Özdemir sagte, die Koalition habe ihre positive Haltung zur Kernkraft nach der Reaktorkatastrophe von Fukushima ändern müssen. Schwarz-Gelb sei mit dem Ausstiegsende 2022 wieder beim rot-grünen Beschluss aus dem Jahr 2000 angelangt und habe ihn mit Abschaltdaten für die einzelnen Reaktoren sogar noch weiterentwickelt.
„Ich gehe davon aus, dass wir Grüne nicht "Nein" sagen zum eigenen Gesetz, zum eigenen Ausstiegsbeschluss“, sagte Özdemir. Wenn die Grünen 2013 in die Regierung gewählt würden, könnten sie das Gesetz nachbessern und für eine echte Energiewende sorgen.
Auch Roth forderte beim Hallenrundgang am Tag vor der Delegiertenkonferenz: „Lasst uns der Atomgesetznovelle zustimmen.“ In der Sache seien doch alle Grünen einer Meinung. Eine Differenz gebe es nur in strategischen Fragen. Sie hoffe, dass die Partei gestärkt und nicht geschwächt aus dem Parteitag herausgehe.
Grünen-Fraktionschef Jürgen Trittin sagte der „Welt“: „Es wäre absurd, beleidigt danebenzustehen und abzulehnen.“ Schließlich habe die Regierung von Bundeskanzlerin Angela Merkel (CDU) von drei Gesetzentwürfen der Grünen zweieinhalb übernommen. Sollten sich die Grünen jetzt verweigern, könnte sich die Kanzlerin den Atomausstieg zudem auf ihre Fahnen schreiben. Es sei Merkels strategisches Ziel, den Grünen das Thema Atomausstieg abzunehmen.

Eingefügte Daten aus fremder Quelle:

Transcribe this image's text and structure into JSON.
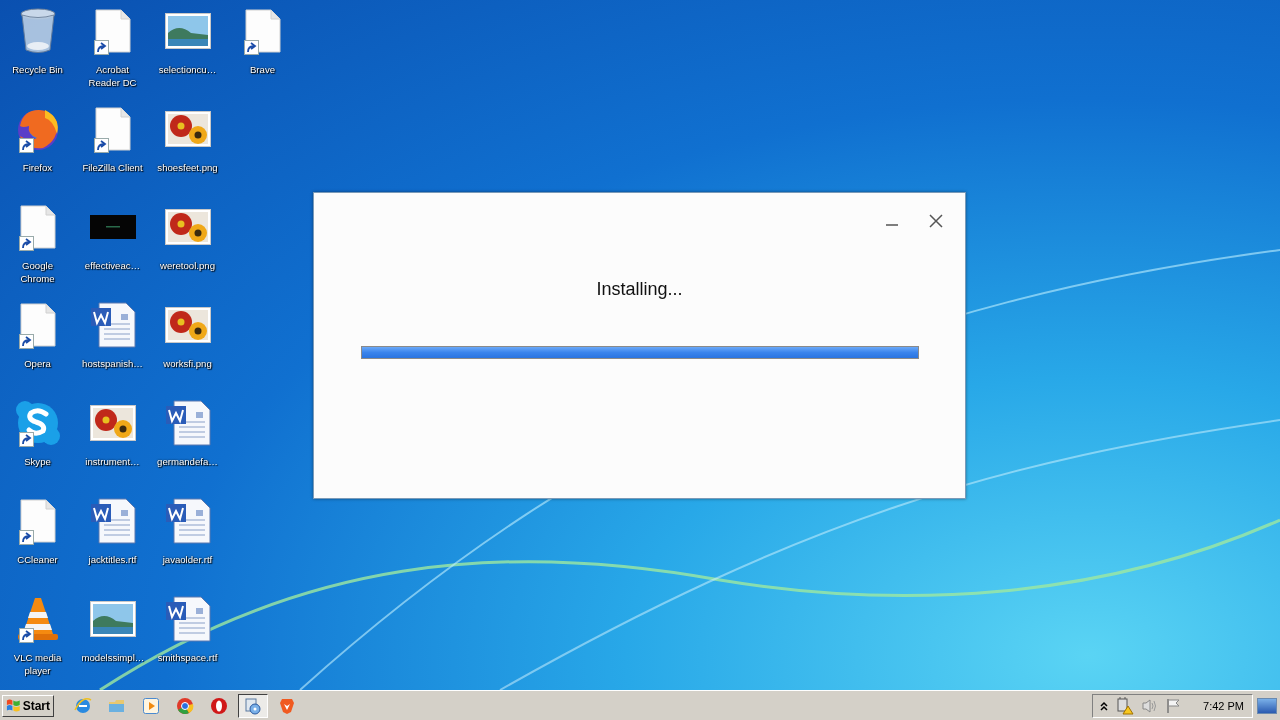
{
  "desktop": {
    "icons": [
      {
        "label": "Recycle Bin",
        "kind": "recycle",
        "shortcut": false
      },
      {
        "label": "Firefox",
        "kind": "firefox",
        "shortcut": true
      },
      {
        "label": "Google Chrome",
        "kind": "blank",
        "shortcut": true
      },
      {
        "label": "Opera",
        "kind": "blank",
        "shortcut": true
      },
      {
        "label": "Skype",
        "kind": "skype",
        "shortcut": true
      },
      {
        "label": "CCleaner",
        "kind": "blank",
        "shortcut": true
      },
      {
        "label": "VLC media player",
        "kind": "vlc",
        "shortcut": true
      },
      {
        "label": "Acrobat Reader DC",
        "kind": "blank",
        "shortcut": true
      },
      {
        "label": "FileZilla Client",
        "kind": "blank",
        "shortcut": true
      },
      {
        "label": "effectiveac…",
        "kind": "dark",
        "shortcut": false
      },
      {
        "label": "hostspanish…",
        "kind": "word",
        "shortcut": false
      },
      {
        "label": "instrument…",
        "kind": "flowers",
        "shortcut": false
      },
      {
        "label": "jacktitles.rtf",
        "kind": "word",
        "shortcut": false
      },
      {
        "label": "modelssimpl…",
        "kind": "landscape",
        "shortcut": false
      },
      {
        "label": "selectioncu…",
        "kind": "landscape",
        "shortcut": false
      },
      {
        "label": "shoesfeet.png",
        "kind": "flowers",
        "shortcut": false
      },
      {
        "label": "weretool.png",
        "kind": "flowers",
        "shortcut": false
      },
      {
        "label": "worksfi.png",
        "kind": "flowers",
        "shortcut": false
      },
      {
        "label": "germandefa…",
        "kind": "word",
        "shortcut": false
      },
      {
        "label": "javaolder.rtf",
        "kind": "word",
        "shortcut": false
      },
      {
        "label": "smithspace.rtf",
        "kind": "word",
        "shortcut": false
      },
      {
        "label": "Brave",
        "kind": "blank",
        "shortcut": true
      }
    ]
  },
  "dialog": {
    "message": "Installing...",
    "progress": {
      "level": 1
    }
  },
  "taskbar": {
    "start": "Start",
    "apps": [
      {
        "kind": "ie",
        "selected": false
      },
      {
        "kind": "folder",
        "selected": false
      },
      {
        "kind": "media",
        "selected": false
      },
      {
        "kind": "chrome",
        "selected": false
      },
      {
        "kind": "opera",
        "selected": false
      },
      {
        "kind": "installer",
        "selected": true
      },
      {
        "kind": "brave",
        "selected": false
      }
    ],
    "tray": {
      "time": "7:42 PM"
    }
  }
}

Der Bundesvorstand schlägt in seinem Leitantrag vor, dass sich die Grünen grundsätzlich bereit erklären, die schwarz-gelben Pläne für einen Atomausstieg mitzutragen. Die weiteren Gesetzesnovellen zum Ausbau der erneuerbaren Energien, der Leitungsnetze und Speicherkapazitäten wollen die Grünen dagegen nicht billigen. „Werden sie nicht substanziell nachgebessert, können wir diesen Gesetzen nicht zustimmen“, heißt es in dem Antrag.

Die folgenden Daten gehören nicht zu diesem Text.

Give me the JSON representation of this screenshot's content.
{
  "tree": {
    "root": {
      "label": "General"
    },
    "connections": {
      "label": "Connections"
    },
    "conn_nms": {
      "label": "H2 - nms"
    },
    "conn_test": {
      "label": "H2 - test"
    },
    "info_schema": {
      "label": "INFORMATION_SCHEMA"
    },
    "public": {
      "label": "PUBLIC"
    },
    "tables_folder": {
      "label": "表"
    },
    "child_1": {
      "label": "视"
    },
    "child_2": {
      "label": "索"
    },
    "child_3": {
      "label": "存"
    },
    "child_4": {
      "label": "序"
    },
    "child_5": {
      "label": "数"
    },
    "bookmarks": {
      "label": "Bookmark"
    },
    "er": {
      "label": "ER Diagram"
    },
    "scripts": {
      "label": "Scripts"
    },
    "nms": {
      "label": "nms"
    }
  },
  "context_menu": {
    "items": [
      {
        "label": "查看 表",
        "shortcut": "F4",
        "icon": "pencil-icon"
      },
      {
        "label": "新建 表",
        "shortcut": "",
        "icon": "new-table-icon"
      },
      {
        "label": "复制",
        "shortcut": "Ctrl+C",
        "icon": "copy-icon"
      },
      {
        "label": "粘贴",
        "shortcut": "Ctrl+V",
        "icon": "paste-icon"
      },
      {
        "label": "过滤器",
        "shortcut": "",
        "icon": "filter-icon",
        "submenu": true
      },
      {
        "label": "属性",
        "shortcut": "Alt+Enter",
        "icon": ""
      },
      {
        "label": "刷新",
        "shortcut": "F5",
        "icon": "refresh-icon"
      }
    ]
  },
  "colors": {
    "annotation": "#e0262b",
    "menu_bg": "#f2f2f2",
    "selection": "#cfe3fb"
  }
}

Der Parteitag könnte aber auch beschließen, nicht zuzustimmen oder nur unter Bedingungen "Ja" zu sagen. Die beiden Alternativen dafür liegen als Anträge den Delegierten vor. Darüber hinaus wird in rund einem Dutzend weiterer Anträgen verlangt, der Ausstieg aus der Nutzung der Atomkraft müsse im Grundgesetz festgeschrieben werden.

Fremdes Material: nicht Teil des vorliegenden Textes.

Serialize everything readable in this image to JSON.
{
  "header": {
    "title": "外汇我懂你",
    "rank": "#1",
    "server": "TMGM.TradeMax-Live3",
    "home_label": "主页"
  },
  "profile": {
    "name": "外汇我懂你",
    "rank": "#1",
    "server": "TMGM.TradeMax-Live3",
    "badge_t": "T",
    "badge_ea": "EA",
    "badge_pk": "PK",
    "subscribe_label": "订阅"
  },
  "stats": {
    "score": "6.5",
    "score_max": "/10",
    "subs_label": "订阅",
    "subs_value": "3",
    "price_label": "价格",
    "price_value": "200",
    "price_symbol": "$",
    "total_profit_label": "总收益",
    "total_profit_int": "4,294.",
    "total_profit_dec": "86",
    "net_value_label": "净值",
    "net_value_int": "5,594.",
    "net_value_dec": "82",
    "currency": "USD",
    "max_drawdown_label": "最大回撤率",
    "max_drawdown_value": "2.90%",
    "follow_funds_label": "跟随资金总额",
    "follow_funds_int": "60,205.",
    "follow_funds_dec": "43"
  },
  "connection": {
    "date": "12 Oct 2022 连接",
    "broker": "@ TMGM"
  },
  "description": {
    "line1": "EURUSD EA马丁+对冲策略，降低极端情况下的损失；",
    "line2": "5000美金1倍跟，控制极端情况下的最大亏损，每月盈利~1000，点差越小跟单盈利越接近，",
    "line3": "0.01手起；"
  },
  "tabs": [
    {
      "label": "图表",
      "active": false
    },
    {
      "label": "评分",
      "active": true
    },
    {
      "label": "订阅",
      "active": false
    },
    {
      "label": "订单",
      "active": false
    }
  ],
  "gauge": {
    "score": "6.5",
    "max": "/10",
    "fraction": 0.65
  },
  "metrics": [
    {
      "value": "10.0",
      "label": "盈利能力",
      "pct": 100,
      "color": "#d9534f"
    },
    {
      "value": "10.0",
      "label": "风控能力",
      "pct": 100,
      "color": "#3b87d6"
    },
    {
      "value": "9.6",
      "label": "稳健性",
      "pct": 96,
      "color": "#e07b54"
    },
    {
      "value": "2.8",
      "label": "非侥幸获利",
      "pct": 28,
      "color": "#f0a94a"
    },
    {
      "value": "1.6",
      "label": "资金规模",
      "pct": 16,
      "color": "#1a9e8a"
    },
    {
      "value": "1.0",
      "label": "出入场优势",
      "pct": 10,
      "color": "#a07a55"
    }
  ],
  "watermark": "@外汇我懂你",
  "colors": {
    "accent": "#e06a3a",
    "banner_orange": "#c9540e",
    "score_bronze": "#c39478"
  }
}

Eine Ablehnung der schwarz-gelben Atompläne fordert vor allen die Grüne Jugend. Doch auch ihre Sprecherin, Gesine Agena, sieht darin keinen Spaltpilz für die Partei. Sie sagte im "Südwestrundfunk": „Wir sind alle Atomkraftgegner. Insofern gibt es da keine Zerreißprobe.“ Uneinigkeit bestehe nicht in der Analyse, sondern in der Schlussfolgerung.
Aus Nordrhein-Westfalen kam unmittelbar vor dem Parteitag die Forderung, den Atomkonsens nachzubessern. Kanzlerin Angela Merkel (CDU) müsse „endlich über eine gesetzliche Beendigung der Urananreicherungsanlage in Gronau verhandeln“, verlangte der Grünen-Landesvorsitzende Sven Lehmann.
„Es geht kein Riss durch die Grünen, wir sind uns im Ziel einig. Die Lage ist nicht ansatzweise mit der Auseinandersetzung um den Kosovo-Krieg 1999 vergleichbar“, sagte Lehmann über die Stimmung innerhalb der Grünen.
Das sagt die Hamburger GAL:
Vor dem Sonderparteitag der Grünen zum Atomausstieg überwiegt im Hamburger Landesverband die Unterstützung für das Vorhaben der Bundesregierung. "Unsere Delegierten entscheiden am Sonnabend frei, ob sie den Plänen der Bundesregierung zustimmen werden. Ich habe jedoch den Eindruck, dass sich eine sehr deutliche Mehrheit hinter den entsprechenden Leitantrag unseres Bundesvorstandes stellt", sagte die GAL-Landesvorsitzende dem Abendblatt.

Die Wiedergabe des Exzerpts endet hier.